Und wenn das schon alles wäre. Leila Lowfire hat die versauteste Stimme seit Susi von „Herzblatt“, Ines Anioli wiederum klingt wie Anke Engelke in „Rickys Popsofa“. Und selbst für Hauptstadt- und Medientussis ist beider Reservoir an lächerlichen Anglizismen unglaublich. Wenn ein Mann leidenschaftlich agiert, dann ist er „total deep into it“, oft eine Folge davon, dass er „random“ ausgesucht wurde; nach beendeten Beziehungen braucht es dringend einen „Get-Over-Boy“, und natürlich ist alles Schöne nur noch „nice“ und alles Komische „weird“. Deppen-Englisch for Runaways.

Gleichzeitig hakt es mit der Muttersprache, vor allem bei nicht-englischen Fremdwörtern. Aus „Initialen“ werden „Initialien“, aus einer „Trilogie“ eine „Triologie“, und dass Ines Anioli auf einem katholischen Mädchengymnasium gewesen sein soll, lässt sich nur damit erklären, dass diese Schule im Bildungsverliererland Nordrhein-Westfalen liegt.

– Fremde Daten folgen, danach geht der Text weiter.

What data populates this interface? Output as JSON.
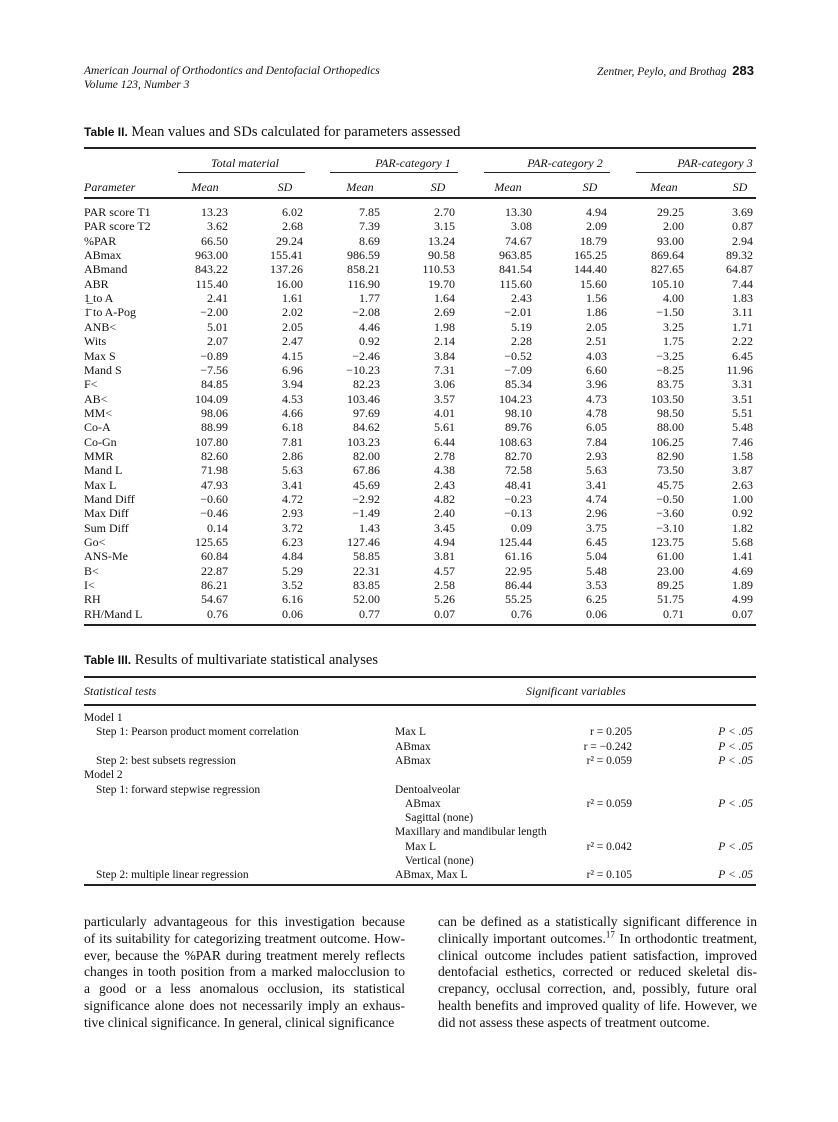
{
  "header": {
    "journal": "American Journal of Orthodontics and Dentofacial Orthopedics",
    "volume": "Volume 123, Number 3",
    "authors": "Zentner, Peylo, and Brothag",
    "page_number": "283"
  },
  "table2": {
    "label": "Table II.",
    "title": "Mean values and SDs calculated for parameters assessed",
    "groups": [
      "Total material",
      "PAR-category 1",
      "PAR-category 2",
      "PAR-category 3"
    ],
    "param_header": "Parameter",
    "mean_label": "Mean",
    "sd_label": "SD",
    "rows": [
      [
        "PAR score T1",
        "13.23",
        "6.02",
        "7.85",
        "2.70",
        "13.30",
        "4.94",
        "29.25",
        "3.69"
      ],
      [
        "PAR score T2",
        "3.62",
        "2.68",
        "7.39",
        "3.15",
        "3.08",
        "2.09",
        "2.00",
        "0.87"
      ],
      [
        "%PAR",
        "66.50",
        "29.24",
        "8.69",
        "13.24",
        "74.67",
        "18.79",
        "93.00",
        "2.94"
      ],
      [
        "ABmax",
        "963.00",
        "155.41",
        "986.59",
        "90.58",
        "963.85",
        "165.25",
        "869.64",
        "89.32"
      ],
      [
        "ABmand",
        "843.22",
        "137.26",
        "858.21",
        "110.53",
        "841.54",
        "144.40",
        "827.65",
        "64.87"
      ],
      [
        "ABR",
        "115.40",
        "16.00",
        "116.90",
        "19.70",
        "115.60",
        "15.60",
        "105.10",
        "7.44"
      ],
      [
        "1̲ to A",
        "2.41",
        "1.61",
        "1.77",
        "1.64",
        "2.43",
        "1.56",
        "4.00",
        "1.83"
      ],
      [
        "1̄ to A-Pog",
        "−2.00",
        "2.02",
        "−2.08",
        "2.69",
        "−2.01",
        "1.86",
        "−1.50",
        "3.11"
      ],
      [
        "ANB<",
        "5.01",
        "2.05",
        "4.46",
        "1.98",
        "5.19",
        "2.05",
        "3.25",
        "1.71"
      ],
      [
        "Wits",
        "2.07",
        "2.47",
        "0.92",
        "2.14",
        "2.28",
        "2.51",
        "1.75",
        "2.22"
      ],
      [
        "Max S",
        "−0.89",
        "4.15",
        "−2.46",
        "3.84",
        "−0.52",
        "4.03",
        "−3.25",
        "6.45"
      ],
      [
        "Mand S",
        "−7.56",
        "6.96",
        "−10.23",
        "7.31",
        "−7.09",
        "6.60",
        "−8.25",
        "11.96"
      ],
      [
        "F<",
        "84.85",
        "3.94",
        "82.23",
        "3.06",
        "85.34",
        "3.96",
        "83.75",
        "3.31"
      ],
      [
        "AB<",
        "104.09",
        "4.53",
        "103.46",
        "3.57",
        "104.23",
        "4.73",
        "103.50",
        "3.51"
      ],
      [
        "MM<",
        "98.06",
        "4.66",
        "97.69",
        "4.01",
        "98.10",
        "4.78",
        "98.50",
        "5.51"
      ],
      [
        "Co-A",
        "88.99",
        "6.18",
        "84.62",
        "5.61",
        "89.76",
        "6.05",
        "88.00",
        "5.48"
      ],
      [
        "Co-Gn",
        "107.80",
        "7.81",
        "103.23",
        "6.44",
        "108.63",
        "7.84",
        "106.25",
        "7.46"
      ],
      [
        "MMR",
        "82.60",
        "2.86",
        "82.00",
        "2.78",
        "82.70",
        "2.93",
        "82.90",
        "1.58"
      ],
      [
        "Mand L",
        "71.98",
        "5.63",
        "67.86",
        "4.38",
        "72.58",
        "5.63",
        "73.50",
        "3.87"
      ],
      [
        "Max L",
        "47.93",
        "3.41",
        "45.69",
        "2.43",
        "48.41",
        "3.41",
        "45.75",
        "2.63"
      ],
      [
        "Mand Diff",
        "−0.60",
        "4.72",
        "−2.92",
        "4.82",
        "−0.23",
        "4.74",
        "−0.50",
        "1.00"
      ],
      [
        "Max Diff",
        "−0.46",
        "2.93",
        "−1.49",
        "2.40",
        "−0.13",
        "2.96",
        "−3.60",
        "0.92"
      ],
      [
        "Sum Diff",
        "0.14",
        "3.72",
        "1.43",
        "3.45",
        "0.09",
        "3.75",
        "−3.10",
        "1.82"
      ],
      [
        "Go<",
        "125.65",
        "6.23",
        "127.46",
        "4.94",
        "125.44",
        "6.45",
        "123.75",
        "5.68"
      ],
      [
        "ANS-Me",
        "60.84",
        "4.84",
        "58.85",
        "3.81",
        "61.16",
        "5.04",
        "61.00",
        "1.41"
      ],
      [
        "B<",
        "22.87",
        "5.29",
        "22.31",
        "4.57",
        "22.95",
        "5.48",
        "23.00",
        "4.69"
      ],
      [
        "I<",
        "86.21",
        "3.52",
        "83.85",
        "2.58",
        "86.44",
        "3.53",
        "89.25",
        "1.89"
      ],
      [
        "RH",
        "54.67",
        "6.16",
        "52.00",
        "5.26",
        "55.25",
        "6.25",
        "51.75",
        "4.99"
      ],
      [
        "RH/Mand L",
        "0.76",
        "0.06",
        "0.77",
        "0.07",
        "0.76",
        "0.06",
        "0.71",
        "0.07"
      ]
    ]
  },
  "table3": {
    "label": "Table III.",
    "title": "Results of multivariate statistical analyses",
    "col_tests": "Statistical tests",
    "col_vars": "Significant variables",
    "rows": [
      {
        "test": "Model 1",
        "indent": 0,
        "var": "",
        "vindent": 0,
        "stat": "",
        "p": ""
      },
      {
        "test": "Step 1: Pearson product moment correlation",
        "indent": 1,
        "var": "Max L",
        "vindent": 0,
        "stat": "r = 0.205",
        "p": "P < .05"
      },
      {
        "test": "",
        "indent": 1,
        "var": "ABmax",
        "vindent": 0,
        "stat": "r = −0.242",
        "p": "P < .05"
      },
      {
        "test": "Step 2: best subsets regression",
        "indent": 1,
        "var": "ABmax",
        "vindent": 0,
        "stat": "r² = 0.059",
        "p": "P < .05"
      },
      {
        "test": "Model 2",
        "indent": 0,
        "var": "",
        "vindent": 0,
        "stat": "",
        "p": ""
      },
      {
        "test": "Step 1: forward stepwise regression",
        "indent": 1,
        "var": "Dentoalveolar",
        "vindent": 0,
        "stat": "",
        "p": ""
      },
      {
        "test": "",
        "indent": 1,
        "var": "ABmax",
        "vindent": 1,
        "stat": "r² = 0.059",
        "p": "P < .05"
      },
      {
        "test": "",
        "indent": 1,
        "var": "Sagittal (none)",
        "vindent": 1,
        "stat": "",
        "p": ""
      },
      {
        "test": "",
        "indent": 1,
        "var": "Maxillary and mandibular length",
        "vindent": 0,
        "stat": "",
        "p": ""
      },
      {
        "test": "",
        "indent": 1,
        "var": "Max L",
        "vindent": 1,
        "stat": "r² = 0.042",
        "p": "P < .05"
      },
      {
        "test": "",
        "indent": 1,
        "var": "Vertical (none)",
        "vindent": 1,
        "stat": "",
        "p": ""
      },
      {
        "test": "Step 2: multiple linear regression",
        "indent": 1,
        "var": "ABmax, Max L",
        "vindent": 0,
        "stat": "r² = 0.105",
        "p": "P < .05"
      }
    ]
  },
  "body": {
    "col1": [
      "particularly advantageous for this investigation because",
      "of its suitability for categorizing treatment outcome. How-",
      "ever, because the %PAR during treatment merely reflects",
      "changes in tooth position from a marked malocclusion to",
      "a good or a less anomalous occlusion, its statistical",
      "significance alone does not necessarily imply an exhaus-",
      "tive clinical significance. In general, clinical significance"
    ],
    "col2": [
      "can be defined as a statistically significant difference in",
      {
        "before": "clinically important outcomes.",
        "sup": "17",
        "after": " In orthodontic treatment,"
      },
      "clinical outcome includes patient satisfaction, improved",
      "dentofacial esthetics, corrected or reduced skeletal dis-",
      "crepancy, occlusal correction, and, possibly, future oral",
      "health benefits and improved quality of life. However, we",
      "did not assess these aspects of treatment outcome."
    ]
  }
}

Es gibt also tausend gute Gründe, „Sexvergnügen“ furchtbar zu finden. Doch dummerweise ist die Sendung auch sehr unterhaltsam. Sex ist und bleibt ein Thema, das jeden bewegt, auch wenn das mehr als jeder zweite leugnet. Die Art, in der Ines Anioli und Leila Lowfire über Sex reden, mag geschmacklos sein, doch gleichzeitig ist sie gnadenlos ehrlich. Wenn Anioli erzählt, wie sie vor vielen Jahren auf Mallorca in einer Seitenstraße Sex mit einem Mann hatte, weil sie unbedingt dessen Mickie-Krause-T-Shirt haben wollte, ist das in seiner schieren Selbstentwürdigung großartig. „Sexvergnügen“ ist ein Audioporno, allerdings nicht, weil das Sexgerede den Zuhörer in Wallung bringen soll, sondern wegen der totalen biografischen Entblößung der Moderatorinnen. Da gibt es offenbar Geschichten, die einfach raus müssen. Und hat man sich einmal an die Sprache von Anioli und Lowfire gewöhnt, kann man sich auf diesen Ficki-Ficki-Irrsinn einlassen und seinen Spaß damit haben.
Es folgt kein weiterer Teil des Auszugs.